Synopses & Reviews
Recent advances in data collection, storage technologies, and computing power have made it possible for companies, government agencies and scientific laboratories to keep and manipulate vast amounts of data relating to their activities. This state-of-the-art monograph discusses essential algorithms for sophisticated data mining methods used with large-scale databases, focusing on two key topics: association rules and sequential pattern discovery.
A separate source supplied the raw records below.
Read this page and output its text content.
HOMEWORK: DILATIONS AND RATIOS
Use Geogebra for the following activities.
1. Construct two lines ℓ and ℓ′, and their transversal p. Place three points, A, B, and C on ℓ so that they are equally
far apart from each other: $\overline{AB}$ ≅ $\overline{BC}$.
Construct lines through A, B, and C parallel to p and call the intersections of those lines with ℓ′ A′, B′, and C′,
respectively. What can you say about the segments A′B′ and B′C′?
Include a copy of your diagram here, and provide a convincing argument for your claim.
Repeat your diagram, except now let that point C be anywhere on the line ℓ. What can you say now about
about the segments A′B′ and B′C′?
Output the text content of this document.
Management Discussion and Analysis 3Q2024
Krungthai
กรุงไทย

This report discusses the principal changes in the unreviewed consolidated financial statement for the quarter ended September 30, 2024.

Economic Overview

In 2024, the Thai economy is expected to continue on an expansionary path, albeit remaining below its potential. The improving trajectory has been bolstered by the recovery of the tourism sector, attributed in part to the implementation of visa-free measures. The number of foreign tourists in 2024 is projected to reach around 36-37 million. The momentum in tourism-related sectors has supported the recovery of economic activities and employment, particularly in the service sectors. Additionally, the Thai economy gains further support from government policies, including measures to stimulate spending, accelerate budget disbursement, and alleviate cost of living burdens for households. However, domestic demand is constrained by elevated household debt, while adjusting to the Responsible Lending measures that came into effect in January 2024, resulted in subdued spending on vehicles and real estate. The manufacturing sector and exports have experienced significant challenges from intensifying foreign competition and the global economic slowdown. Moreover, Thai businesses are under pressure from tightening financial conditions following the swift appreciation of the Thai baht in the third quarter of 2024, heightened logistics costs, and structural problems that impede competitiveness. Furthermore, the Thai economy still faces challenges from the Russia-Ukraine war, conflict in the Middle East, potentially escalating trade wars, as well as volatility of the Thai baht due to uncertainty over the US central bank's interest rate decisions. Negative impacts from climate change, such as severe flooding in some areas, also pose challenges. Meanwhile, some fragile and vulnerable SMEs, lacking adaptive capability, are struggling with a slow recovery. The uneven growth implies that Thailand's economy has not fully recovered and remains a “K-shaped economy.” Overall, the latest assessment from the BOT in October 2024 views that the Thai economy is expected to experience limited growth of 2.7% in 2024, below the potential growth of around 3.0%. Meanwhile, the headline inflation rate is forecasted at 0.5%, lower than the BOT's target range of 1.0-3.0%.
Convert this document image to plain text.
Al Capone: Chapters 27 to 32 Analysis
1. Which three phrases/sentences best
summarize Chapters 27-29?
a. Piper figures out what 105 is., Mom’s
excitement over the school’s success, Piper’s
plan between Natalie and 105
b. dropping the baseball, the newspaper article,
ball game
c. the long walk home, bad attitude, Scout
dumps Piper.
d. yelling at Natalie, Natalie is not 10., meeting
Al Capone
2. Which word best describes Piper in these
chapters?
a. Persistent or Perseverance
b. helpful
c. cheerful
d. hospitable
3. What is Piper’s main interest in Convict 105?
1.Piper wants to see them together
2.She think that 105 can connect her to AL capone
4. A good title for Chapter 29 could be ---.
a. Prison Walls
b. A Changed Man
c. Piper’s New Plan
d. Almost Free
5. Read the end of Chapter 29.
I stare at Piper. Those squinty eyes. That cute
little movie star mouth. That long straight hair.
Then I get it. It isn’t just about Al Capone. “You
This will be an essential book for practitioners and professionals in computer science and computer engineering.
Synopsis
Data mining includes a wide range of activities such as classification, clustering, similarity analysis, summarization, association rule and sequential pattern discovery, and so forth. The book focuses on the last two previously listed activities. It provides a unified presentation of algorithms for association rule and sequential pattern discovery. For both mining problems, the presentation relies on the lattice structure of the search space. All algorithms are built as processes running on this structure. Proving their properties takes advantage of the mathematical properties of the structure. Part of the motivation for writing this book was postgraduate teaching. One of the main intentions was to make the book a suitable support for the clear exposition of problems and algorithms as well as a sound base for further discussion and investigation. Since the book only assumes elementary mathematical knowledge in the domains of lattices, combinatorial optimization, probability calculus, and statistics, it is fit for use by undergraduate students as well. The algorithms are described in a C-like pseudo programming language. The computations are shown in great detail. This makes the book also fit for use by implementers: computer scientists in many domains as well as industry engineers.
Synopsis
A state-of-the-art monograph on essential algorithms used for sophisticated data mining methods used with large-scale databases. Essential book for practitioners and professionals in computer science and computer engineering.
Table of Contents
Introduction.- Search Space Partition-Based Rule Mining.- Apriori and Other Algorithms.- Mining for Rules Over Attribute Taxonomies.- Constraint-Based Rule Mining.- Data Partition-Based Rule Mining.- Mining Rules with Categorical and Metric Attributes.- Optimizing Rules with Quantitative Attributes.- Beyond Support-Confidence Framework.- Sequential Patterns: Search Space Partition-Based Mining.- Appendix.- References.- Index.